We didn't have an appointment last week because our AT's daughter had surgery and was recovering.
This week was much more relaxed with Middle staying the night before therapy. We were able to leave an hour later than we had been.
Mr. T and I spent our "family" therapy time discussing the breakdown of Bright-Eyes behavior. Bright-Eyes spent this time creating chaos and discord in the waiting area. It makes me so deeply sad to see him so anxious, but honestly there has been no aggression during the transition or in years, so it's all based in past trauma. There may never be another episode of aggression and we need to help him understand that.
AT reviewed with us, again, how to talk to Bright-Eyes and keep "tapping his tank" to let off steam and anxiety. We need to daily talk about his fears and feelings concerning Middle. We need to reassure him again and again that we've got his back. We are protecting him and keeping him safe. We are going to love him, not leave him and always care for him. We are also to use this talk as a "consequence" by pulling in to talk every time he has a tantrum, meltdown or behavior issue.
After our grown up talk we pulled Middle-One in to begin working on his timeline.
I love the timeline. It is a wonderful visual of a child's life and their perceptions.
First Middle had to review his birth story. Then he taped pieces of paper together. Each page would hold two years so we had an eight page strip of paper when we were done. Then AT drew a line from one end to the other through the middle and Mr. T marked off each month of his life. During this time AT led Middle in a discussion of his placements in life while I kept notes. Then we marked off each placement on the line while Middle chose a color for each location and colored the line down the center to represent each placement. (His forever home was green and it ended up being just about half of the line. That made me very sad).

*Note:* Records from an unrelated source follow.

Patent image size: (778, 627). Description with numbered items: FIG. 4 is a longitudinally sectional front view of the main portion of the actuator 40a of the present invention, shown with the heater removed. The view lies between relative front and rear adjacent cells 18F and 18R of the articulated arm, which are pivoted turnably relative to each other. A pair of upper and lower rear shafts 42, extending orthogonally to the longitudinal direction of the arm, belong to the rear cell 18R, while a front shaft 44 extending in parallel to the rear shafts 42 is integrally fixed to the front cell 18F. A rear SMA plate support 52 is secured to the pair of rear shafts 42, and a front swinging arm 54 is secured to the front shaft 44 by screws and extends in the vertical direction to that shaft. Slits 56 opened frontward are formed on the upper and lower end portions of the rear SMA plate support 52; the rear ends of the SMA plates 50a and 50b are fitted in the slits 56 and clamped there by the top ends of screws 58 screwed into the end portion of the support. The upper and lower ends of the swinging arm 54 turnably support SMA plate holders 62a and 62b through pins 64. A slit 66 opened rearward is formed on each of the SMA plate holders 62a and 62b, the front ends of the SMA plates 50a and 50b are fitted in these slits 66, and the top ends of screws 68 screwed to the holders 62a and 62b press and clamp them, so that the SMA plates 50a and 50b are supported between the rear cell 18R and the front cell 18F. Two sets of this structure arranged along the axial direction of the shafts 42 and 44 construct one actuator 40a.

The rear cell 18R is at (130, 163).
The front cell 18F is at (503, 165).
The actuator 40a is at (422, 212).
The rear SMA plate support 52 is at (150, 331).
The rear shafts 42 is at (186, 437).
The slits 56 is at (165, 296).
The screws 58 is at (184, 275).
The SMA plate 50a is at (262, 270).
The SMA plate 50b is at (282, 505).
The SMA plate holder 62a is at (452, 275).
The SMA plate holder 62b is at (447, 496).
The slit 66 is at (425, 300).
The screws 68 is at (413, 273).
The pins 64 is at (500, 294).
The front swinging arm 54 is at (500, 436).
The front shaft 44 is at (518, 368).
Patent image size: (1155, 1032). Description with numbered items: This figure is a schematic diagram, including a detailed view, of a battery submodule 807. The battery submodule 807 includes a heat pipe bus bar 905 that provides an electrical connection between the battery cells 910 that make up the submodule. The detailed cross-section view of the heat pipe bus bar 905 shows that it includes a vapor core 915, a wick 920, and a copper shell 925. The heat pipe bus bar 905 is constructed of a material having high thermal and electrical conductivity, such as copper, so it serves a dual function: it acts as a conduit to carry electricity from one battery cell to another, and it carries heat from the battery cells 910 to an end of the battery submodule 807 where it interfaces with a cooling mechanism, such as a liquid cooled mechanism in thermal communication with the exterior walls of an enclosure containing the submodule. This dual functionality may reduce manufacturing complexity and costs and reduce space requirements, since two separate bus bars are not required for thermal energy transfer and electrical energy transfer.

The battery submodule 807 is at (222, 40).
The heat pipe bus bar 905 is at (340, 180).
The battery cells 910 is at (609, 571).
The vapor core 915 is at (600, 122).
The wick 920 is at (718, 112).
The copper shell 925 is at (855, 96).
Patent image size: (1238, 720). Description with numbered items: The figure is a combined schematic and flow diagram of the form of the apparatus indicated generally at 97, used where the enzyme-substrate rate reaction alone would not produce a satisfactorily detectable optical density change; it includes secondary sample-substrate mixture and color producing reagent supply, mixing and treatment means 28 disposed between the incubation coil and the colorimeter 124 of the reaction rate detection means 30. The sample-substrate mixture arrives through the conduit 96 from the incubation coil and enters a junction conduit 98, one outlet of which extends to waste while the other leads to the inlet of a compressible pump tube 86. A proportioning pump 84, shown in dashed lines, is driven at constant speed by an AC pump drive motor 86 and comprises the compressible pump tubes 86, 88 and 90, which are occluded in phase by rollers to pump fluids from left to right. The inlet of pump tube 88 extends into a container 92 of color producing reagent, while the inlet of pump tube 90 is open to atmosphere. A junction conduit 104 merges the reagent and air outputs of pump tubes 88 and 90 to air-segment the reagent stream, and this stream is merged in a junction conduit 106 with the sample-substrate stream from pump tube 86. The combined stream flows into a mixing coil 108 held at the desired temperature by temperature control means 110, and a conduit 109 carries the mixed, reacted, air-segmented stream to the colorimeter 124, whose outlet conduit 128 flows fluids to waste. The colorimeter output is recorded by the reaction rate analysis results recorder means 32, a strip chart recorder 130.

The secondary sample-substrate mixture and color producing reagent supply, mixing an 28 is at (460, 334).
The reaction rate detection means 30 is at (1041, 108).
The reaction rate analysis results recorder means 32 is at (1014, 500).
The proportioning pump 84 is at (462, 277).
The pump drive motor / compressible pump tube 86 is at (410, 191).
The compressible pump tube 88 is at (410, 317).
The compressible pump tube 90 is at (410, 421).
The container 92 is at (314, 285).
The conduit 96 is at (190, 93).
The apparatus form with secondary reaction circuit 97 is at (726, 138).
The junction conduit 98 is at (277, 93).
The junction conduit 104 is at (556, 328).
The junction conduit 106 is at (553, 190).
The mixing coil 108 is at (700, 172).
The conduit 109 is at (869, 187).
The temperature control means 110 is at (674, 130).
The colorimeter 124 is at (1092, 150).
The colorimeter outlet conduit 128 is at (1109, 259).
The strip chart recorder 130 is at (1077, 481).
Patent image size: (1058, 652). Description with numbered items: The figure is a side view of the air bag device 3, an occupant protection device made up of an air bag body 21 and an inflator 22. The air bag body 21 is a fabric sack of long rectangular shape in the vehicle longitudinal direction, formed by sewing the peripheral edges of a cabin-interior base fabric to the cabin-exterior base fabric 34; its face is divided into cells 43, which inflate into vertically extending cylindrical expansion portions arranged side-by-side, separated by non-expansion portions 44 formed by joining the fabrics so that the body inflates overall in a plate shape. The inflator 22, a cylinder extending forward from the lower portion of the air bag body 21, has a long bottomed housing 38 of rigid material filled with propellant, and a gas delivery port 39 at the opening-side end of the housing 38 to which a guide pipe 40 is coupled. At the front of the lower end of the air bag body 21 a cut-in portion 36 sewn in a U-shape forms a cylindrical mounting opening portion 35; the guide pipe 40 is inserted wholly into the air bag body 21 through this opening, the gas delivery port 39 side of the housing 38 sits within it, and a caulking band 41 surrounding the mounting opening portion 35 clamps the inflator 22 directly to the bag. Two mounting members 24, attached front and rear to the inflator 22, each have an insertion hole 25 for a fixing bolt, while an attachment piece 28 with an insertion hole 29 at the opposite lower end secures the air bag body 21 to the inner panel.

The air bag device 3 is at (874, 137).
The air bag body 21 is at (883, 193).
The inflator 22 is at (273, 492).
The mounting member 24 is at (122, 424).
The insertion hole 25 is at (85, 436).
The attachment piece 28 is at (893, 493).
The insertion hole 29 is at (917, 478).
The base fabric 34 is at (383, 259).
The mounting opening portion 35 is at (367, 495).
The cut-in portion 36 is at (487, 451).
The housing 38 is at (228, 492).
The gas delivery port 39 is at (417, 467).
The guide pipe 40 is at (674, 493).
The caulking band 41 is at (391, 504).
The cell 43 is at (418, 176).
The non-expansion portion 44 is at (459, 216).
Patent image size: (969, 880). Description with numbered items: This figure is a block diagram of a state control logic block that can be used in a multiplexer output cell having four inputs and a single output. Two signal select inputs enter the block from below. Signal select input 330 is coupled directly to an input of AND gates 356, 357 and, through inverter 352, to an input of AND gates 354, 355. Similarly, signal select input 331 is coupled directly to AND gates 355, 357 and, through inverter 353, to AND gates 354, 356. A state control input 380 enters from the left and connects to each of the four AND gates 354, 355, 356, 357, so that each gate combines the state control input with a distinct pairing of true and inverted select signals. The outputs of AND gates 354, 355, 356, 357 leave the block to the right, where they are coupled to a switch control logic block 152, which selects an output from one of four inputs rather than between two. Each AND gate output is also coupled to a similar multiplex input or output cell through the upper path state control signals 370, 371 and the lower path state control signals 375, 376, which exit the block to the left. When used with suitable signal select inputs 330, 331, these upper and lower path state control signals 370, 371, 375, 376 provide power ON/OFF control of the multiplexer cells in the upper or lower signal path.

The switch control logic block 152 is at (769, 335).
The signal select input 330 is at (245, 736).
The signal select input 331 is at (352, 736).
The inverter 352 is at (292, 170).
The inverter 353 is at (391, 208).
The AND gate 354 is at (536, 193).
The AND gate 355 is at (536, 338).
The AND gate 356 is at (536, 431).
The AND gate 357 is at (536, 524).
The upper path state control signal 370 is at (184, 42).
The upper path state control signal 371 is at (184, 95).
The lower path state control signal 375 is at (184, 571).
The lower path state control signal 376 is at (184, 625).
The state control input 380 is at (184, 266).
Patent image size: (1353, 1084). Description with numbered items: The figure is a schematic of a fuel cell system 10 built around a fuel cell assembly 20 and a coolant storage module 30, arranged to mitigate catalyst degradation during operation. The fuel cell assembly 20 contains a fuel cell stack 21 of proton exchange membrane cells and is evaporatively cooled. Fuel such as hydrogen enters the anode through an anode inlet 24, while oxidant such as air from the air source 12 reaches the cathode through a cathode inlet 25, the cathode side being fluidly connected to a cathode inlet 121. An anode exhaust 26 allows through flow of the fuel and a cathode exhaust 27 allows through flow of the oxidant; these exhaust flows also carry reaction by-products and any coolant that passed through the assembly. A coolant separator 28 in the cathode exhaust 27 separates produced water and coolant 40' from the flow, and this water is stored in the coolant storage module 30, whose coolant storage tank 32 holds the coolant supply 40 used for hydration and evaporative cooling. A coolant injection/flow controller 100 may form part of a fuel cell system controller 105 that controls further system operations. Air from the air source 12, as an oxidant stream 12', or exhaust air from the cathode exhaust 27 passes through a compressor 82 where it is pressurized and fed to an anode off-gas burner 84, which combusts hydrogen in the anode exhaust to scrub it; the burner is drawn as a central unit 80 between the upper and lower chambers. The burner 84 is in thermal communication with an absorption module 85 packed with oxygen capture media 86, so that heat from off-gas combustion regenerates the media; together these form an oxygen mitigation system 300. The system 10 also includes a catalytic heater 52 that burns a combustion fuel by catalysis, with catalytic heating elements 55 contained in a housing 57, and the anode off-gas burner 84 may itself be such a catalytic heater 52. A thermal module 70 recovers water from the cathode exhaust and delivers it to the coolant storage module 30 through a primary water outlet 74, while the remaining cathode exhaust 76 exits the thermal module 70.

After the initial line was drawn out and colored, we began to add events and memories. The events that were included were why he went from one placement to another. He claimed that he always left home because he was bad and he was "bad" because his brother picked on him. The AT mentioned after the session that Middle had been in three different treatment facilities, a behavioral hospital and public school. HE had been picked on by the best but went back and blamed his brothers for his behavior... and one brother hadn't even been born/adopted yet! Events are historical so there isn't much variation but memories are entirely different. The memories of a RAD child can be a lot of fun ;o).
Middle claimed he didn't have many memories. He did say that he had a bike that was too big when he was a toddler, at his second foster home. (We did not remember a bike but we put it on the line anyway). He then had a memory lapse then for the rest of his life until his most recent birthday and he only remembered what his foster family had done for him and not what we did (counting to ten). So, that's it... A couple of memories in FOURTEEN years. And one of those is likely not even true LOL.
Interestingly enough Middle brings ancient stuff up to us, privately, all the time. He truly remembers EVERYTHING. But he doesn't have to include everything on the line for it to be effective.
Next session we will add in the emotions and feelings of his life. Sad/Mad/Scared/Glad.